We have added the following to the Results section to address this comment.
“In all symmetric outer leaflet simulations, PDIM and PAT sit just below the headgroups of other lipids at the start of production, due to our equilibration scheme. During the last step of equilibration, lipid headgroups are allowed to move freely, which initiates migration to the membrane center and causes the slight difference between PDIM/PAT and the other lipids’ headgroup positions (Supporting Information Figs. S5, S6).”
Minor Point:
In view of the complexity of the system undertaken for the study, the manuscript in its current form may not be informative for readers who are not experts in molecular simulations.

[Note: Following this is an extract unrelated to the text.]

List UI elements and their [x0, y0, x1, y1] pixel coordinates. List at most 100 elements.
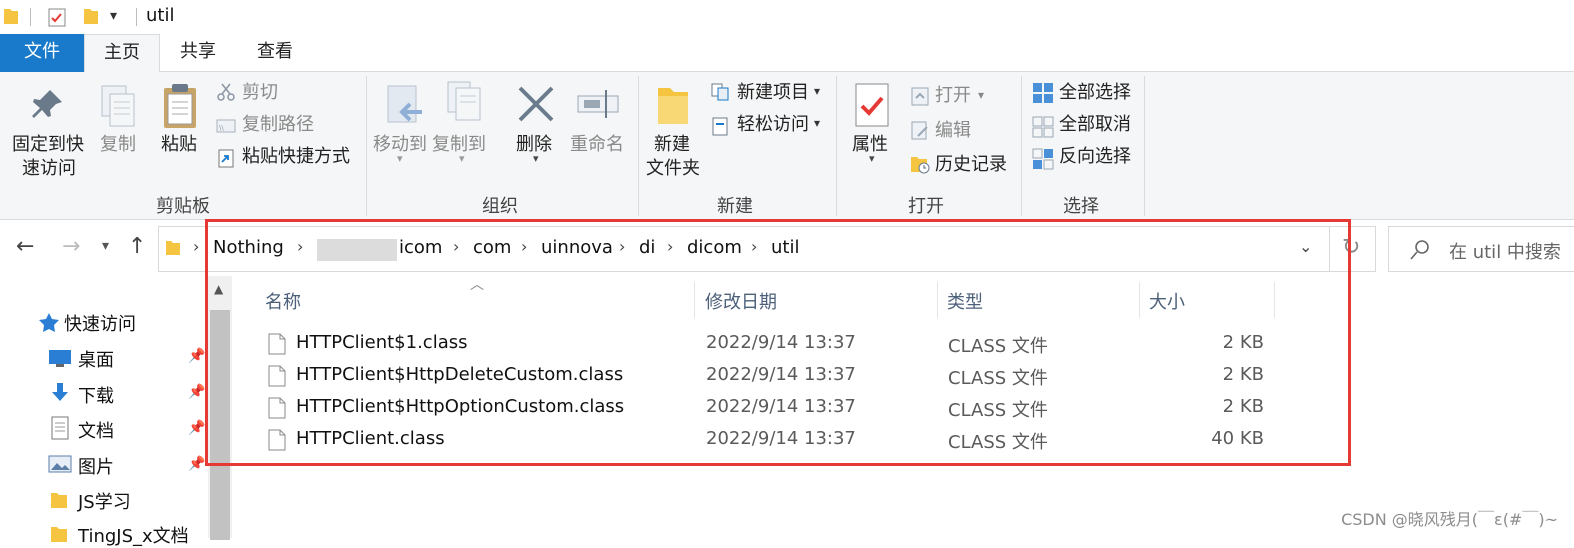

This work represents the first atomistic simulation of the mycobacterial outer membrane. While not perfectly realistic, as it does not include arabinogalactan or peptidoglycan, it does have extensive descriptions of each lipid simulated and their relevance to the survival of Mtb.

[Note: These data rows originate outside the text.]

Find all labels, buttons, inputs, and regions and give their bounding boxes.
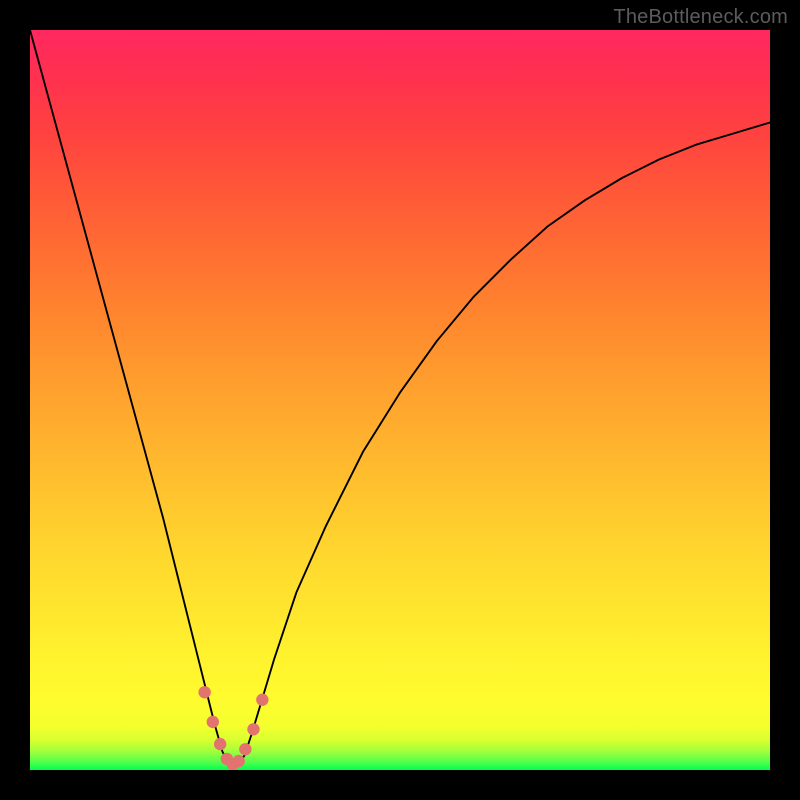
optimum-marker xyxy=(214,738,226,750)
bottleneck-curve xyxy=(30,30,770,766)
plot-area xyxy=(30,30,770,770)
optimum-marker xyxy=(232,755,244,767)
optimum-marker xyxy=(198,686,210,698)
chart-stage: TheBottleneck.com xyxy=(0,0,800,800)
curve-layer xyxy=(30,30,770,770)
optimum-marker xyxy=(239,743,251,755)
optimum-marker xyxy=(256,694,268,706)
optimum-marker xyxy=(207,716,219,728)
optimum-marker xyxy=(247,723,259,735)
attribution-label: TheBottleneck.com xyxy=(613,6,788,29)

Recommendations for the authors:
Reviewer #2 (Recommendations for the authors):
(1) The interface to build and set up all atom coordinates of the outer membrane of Mycobacterium tuberculosis should be available from CHARMM-GUI.

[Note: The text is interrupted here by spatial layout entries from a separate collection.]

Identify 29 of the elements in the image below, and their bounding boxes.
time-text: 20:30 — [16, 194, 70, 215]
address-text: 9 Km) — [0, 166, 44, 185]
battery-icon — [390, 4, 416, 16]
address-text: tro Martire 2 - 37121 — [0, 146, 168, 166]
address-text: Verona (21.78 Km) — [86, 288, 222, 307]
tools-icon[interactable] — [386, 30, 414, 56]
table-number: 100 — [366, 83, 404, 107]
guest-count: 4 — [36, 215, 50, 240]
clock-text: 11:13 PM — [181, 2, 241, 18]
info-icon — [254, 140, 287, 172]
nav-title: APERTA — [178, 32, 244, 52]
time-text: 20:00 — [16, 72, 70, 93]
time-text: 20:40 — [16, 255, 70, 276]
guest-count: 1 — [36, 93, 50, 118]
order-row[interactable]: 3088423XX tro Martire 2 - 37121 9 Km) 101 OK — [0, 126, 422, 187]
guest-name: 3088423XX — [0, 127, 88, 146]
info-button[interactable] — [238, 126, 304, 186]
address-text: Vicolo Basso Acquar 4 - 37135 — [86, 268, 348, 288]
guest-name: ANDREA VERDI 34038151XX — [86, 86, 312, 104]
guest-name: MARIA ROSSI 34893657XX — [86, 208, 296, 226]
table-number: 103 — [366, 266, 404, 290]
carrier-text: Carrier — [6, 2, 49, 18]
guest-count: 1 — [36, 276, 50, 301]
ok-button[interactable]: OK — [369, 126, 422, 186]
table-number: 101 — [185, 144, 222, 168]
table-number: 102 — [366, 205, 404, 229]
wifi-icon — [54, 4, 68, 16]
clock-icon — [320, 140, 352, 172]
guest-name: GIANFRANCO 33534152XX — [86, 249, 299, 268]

The current manuscript is meant as a proof of concept for simulating bilayers composed of complex mycobacterial lipids. The current study itself took more than 3 years. Since we have developed CHARMM-GUI, the lipids described in this paper may be available in CHARMM-GUI in the future, but that is not the aim of this paper. Initial structures and final 50 ns of the simulations are available to readers (see Data Acknowledgements).
(2) The difference between symmetric and asymmetric systems in Figures 2K and 2L is not at all clear, neither in the legend to the figure nor in the manuscript text. The color codes in 2K and 2L should be described with clarity. The authors should provide schematic diagrams similar to Figure 1 to explain each of the simulation systems they are discussing. This will clarify the difference between symmetric and asymmetric systems.
We have updated Figure 1 to clearly show which systems are symmetric and which are asymmetric.
(3) The first two sub-sections of the RESULT section discuss symmetric mycolic acid bilayers. The observations on thermal resilience and phase transitions are interesting, but the relevance of symmetric mycolic acid bilayers (Figures 3 & 4) to the major focus of the current manuscript (i.e., outer membrane consisting of multiple lipids) is not clear.
Most previous simulations only focused on monolayers of mycolic acids. Our symmetric bilayers are used to provide reasonable APL and system compositions for the asymmetric membrane, so as to avoid area mismatch. We can also gain insights into how these unique lipids behave in symmetric bilayers, which may be useful to scientists aiming to study simpler membranes in the context of drug permeation or pore formation. These points have been addressed in the following addition to the Introduction section.
“We have also used the equilibrated symmetric bilayers to estimate reasonable areas per lipid and facilitate the modeling of stable asymmetric systems.”